Qual è la strategia di La Française, oggi?

Recentemente il gruppo ha adottato un approccio diverso all’asset management: invece di cercare di offrire tutte le asset class e tutti i prodotti da soli, pretendendo di essere i migliori al mondo, abbiamo costruito una serie di partnership esterne con altri gestori, cercando di trovare i migliori prodotti a prescindere dai manager che vi stavano dietro. Negli ultimi mesi abbiamo siglato numerosi accordi, alcuni con piccole boutique finanziarie, altri con asset manager più grandi, con l’obiettivo di migliorare l’offerta per i nostri clienti. È questo che ci differenzia dagli altri: siamo un asset manager “open architecture”. Ad oggi il gruppo La Française ha asset in gestione per 42 miliardi di euro, e La Française AM ne ha per 28,3 miliardi, con canali distributivi in Asia, Germania, America Latina, Italia, Spagna, Benelux e Scandinavia. Non solo. Le partnership siglate con Forum Partners e Ipcm permettono al gruppo di essere presente anche negli Stati Uniti e nel Regno Unito.

Voi cosa pensate dell’Italia, in questo momento?
L’Italia, dove oggi gestiamo circa 200 milioni di euro e dove da poco abbiamo siglato una partnership con la società di gestione Tages, sta vivendo un momento positivo. Noi riteniamo il Belpaese un mercato strategico, tanto che vogliamo intensificare la nostra presenza. L’obiettivo è quello di entrare nella distribuzione retail lavorando con un gruppo selezionato di reti, piccole o medio-piccole, che vogliano differenziarsi dalle grosse reti e siano attive nella ricerca della qualità. Stiamo finalizzando il primo accordo per la distribuzione retail e siamo in trattativa con almeno altri cinque importanti network, con cui dovremmo concludere entro la metà dell’anno in corso.

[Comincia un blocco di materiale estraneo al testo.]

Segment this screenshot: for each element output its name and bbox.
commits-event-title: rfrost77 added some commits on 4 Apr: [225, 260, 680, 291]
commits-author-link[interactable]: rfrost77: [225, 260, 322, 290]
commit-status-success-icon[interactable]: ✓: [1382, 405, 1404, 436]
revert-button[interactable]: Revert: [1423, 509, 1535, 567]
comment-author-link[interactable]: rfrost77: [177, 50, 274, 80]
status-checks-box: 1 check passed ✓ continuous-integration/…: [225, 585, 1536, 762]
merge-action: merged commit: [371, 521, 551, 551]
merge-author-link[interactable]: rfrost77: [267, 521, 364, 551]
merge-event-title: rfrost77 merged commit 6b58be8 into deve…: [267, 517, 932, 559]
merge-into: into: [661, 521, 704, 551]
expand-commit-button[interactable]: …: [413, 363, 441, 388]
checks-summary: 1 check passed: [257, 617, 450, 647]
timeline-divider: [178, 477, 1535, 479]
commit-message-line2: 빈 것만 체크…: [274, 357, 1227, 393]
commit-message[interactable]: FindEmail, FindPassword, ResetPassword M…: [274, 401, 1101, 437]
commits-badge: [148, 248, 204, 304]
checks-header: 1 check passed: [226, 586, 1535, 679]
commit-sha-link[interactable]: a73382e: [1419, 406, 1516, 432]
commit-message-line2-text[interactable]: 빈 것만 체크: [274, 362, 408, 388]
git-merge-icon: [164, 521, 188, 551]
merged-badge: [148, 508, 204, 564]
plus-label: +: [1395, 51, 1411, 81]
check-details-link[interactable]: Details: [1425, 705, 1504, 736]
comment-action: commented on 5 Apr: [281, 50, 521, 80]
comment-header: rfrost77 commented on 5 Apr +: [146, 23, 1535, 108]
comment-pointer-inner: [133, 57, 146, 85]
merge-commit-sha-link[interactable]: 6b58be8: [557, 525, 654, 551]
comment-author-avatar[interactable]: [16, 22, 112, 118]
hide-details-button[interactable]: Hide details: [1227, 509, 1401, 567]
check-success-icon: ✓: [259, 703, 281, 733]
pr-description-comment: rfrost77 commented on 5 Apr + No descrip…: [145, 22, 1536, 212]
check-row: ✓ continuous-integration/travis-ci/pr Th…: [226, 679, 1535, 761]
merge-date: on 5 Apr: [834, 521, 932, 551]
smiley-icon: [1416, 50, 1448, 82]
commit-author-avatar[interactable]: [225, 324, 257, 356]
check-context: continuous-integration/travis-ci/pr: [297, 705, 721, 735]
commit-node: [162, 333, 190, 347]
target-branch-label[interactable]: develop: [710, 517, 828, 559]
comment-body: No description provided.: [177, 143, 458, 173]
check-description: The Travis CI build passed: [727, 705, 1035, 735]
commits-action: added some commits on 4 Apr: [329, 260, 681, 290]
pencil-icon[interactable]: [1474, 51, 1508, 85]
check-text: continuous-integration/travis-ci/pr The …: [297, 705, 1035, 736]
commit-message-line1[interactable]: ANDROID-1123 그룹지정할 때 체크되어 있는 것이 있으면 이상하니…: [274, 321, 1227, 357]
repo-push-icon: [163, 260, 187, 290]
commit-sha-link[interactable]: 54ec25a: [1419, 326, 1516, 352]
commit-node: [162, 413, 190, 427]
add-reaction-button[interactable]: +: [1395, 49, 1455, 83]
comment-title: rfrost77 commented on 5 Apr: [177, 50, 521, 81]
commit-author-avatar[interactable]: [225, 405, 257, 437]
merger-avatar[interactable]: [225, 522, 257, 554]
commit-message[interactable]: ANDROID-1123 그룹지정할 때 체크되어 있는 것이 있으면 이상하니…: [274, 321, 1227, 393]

A quali mercati state guardando per crescere?
Vogliamo estendere la nostra presenza negli Stati Uniti, sia sul lato distribuzione sia sul lato asset management. Inoltre, vogliamo entrare nel mercato giapponese, prevedibilmente nella seconda metà del 2014: riteniamo che sia un mercato interessante dal punto di vista culturale e pensiamo di avere i prodotti adatti per approcciarlo. La nostra strategia è molto focalizzata: vogliamo portare i prodotti giusti nei mercati giusti. Per esempio, in Asia abbiamo tre fondi, non di più, e anche in America Latina. Quello che cerchiamo di fare è analizzare la domanda tramite persone presenti sul luogo. Per fare un altro esempio, gli italiani amano molto gli investimenti in bond, per cui gran parte della nostra offerta sul mercato italiano è concentrata su questa asset class.

Quali sono i fondi su cui state puntando di più per quanto riguarda il mercato italiano?

Uno dei nostri prodotti di punta sul mercato italiano è il LFP Libroblig, un fondo obbligazionario che si pone l’obiettivo di ottenere un rendimento annuale superiore al 7% nel periodo di investimento consigliato di oltre 10 anni. Si tratta di un prodotto focalizzato su titoli obbligazionari subordinati bancari, assicurativi e societari, particolarmente interessante per il private banking: solitamente, infatti, se si vuole comprare un’asset class particolare come un’obbligazione subordinata o ibrida, i tagli sono abbastanza importanti, ci vogliono dai 50 ai 100mila euro per poterla sottoscrivere, quindi ci si assume un rischio elevato a caro prezzo. Questo fondo invece permette una diversificazione di 30-50 obbligazioni con tagli minimi più bassi e con una gestione attiva. Quindi si tratta di un prodotto di nicchia che permette di diversificare in modo intelligente un portafoglio obbligazionario, che è comunque ancora l’asset class predominante in Italia.